Oodles of noodles covered the beds, the tables, and every available flat space in the house. This is how our house looked as my mother prepared for the annual church holiday bazaar. After a few days and the noodles were dry she would package them in appropriate quantities, dozens of large bags for the chicken and noodle supper at the bazaar, and scores of small packages for direct sale at the bazaar tables. Hundreds of thousands of noodles prepared my mind to receive “string theory” as the ultimate building block in the construction of the universe; only to me it will always be “noodle theory.”
Those noodles were delicious, and the bazaar always was an outrageous success, leaving the women’s organizations that sponsored it with the problem of what to do with all their money. During the noodle days in later years I had to be careful about inviting ourselves, with our children, to come home for a visit, if it was noodle time. All of those beds, that she made sure were available the rest of the year for our visits, would be full in those days.

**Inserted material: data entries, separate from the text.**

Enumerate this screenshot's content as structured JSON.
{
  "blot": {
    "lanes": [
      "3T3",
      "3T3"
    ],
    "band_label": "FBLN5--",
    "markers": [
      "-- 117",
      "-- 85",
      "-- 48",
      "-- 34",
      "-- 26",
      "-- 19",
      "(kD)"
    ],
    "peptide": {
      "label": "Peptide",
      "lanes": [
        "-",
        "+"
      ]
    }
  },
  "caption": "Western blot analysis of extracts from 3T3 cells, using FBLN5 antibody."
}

A house filled with noodles is one of my images of abundance. I lived with them when I was growing up. I saw them in return visits. I still have pictures of them. The world is chock full of noodles.
Thanksgiving and Christmas together illuminate the exceptional abundance available to us in this world. The tables overflow with enough for everyone, including those who are poor, if we make some effort to allow access to the tables for them and to them.
In all the world there is excess—in its immensity and in the extraordinary patterns in even the smallest things we find. When we make the effort to duplicate them, we see that inherent intricacies far outstrip our creative abilities. Instead we must simplify and summarize, missing most of what exists. There is an elegance in things that speaks to us of profound generosity and attention to details. There is excess that allows us second chances, and third and fourth, and ninth if we are cats, and more if we are people. Whether we examine the microcosm or the macrocosm the universe is excessively generous.
So our making of noodles can go on and on, without approximating the slightest part of divine benevolence. In God’s magnanimity our little repetitions and duplications are honored, even when God makes everything new and unique. We will gladly taste them again, and fill ourselves up with the same thing, even though there is something slightly different every time, as the excellent cook tries to improve upon the best recipe, and as the tiny noodles in all creation align themselves in new and not exactly predictable patterns.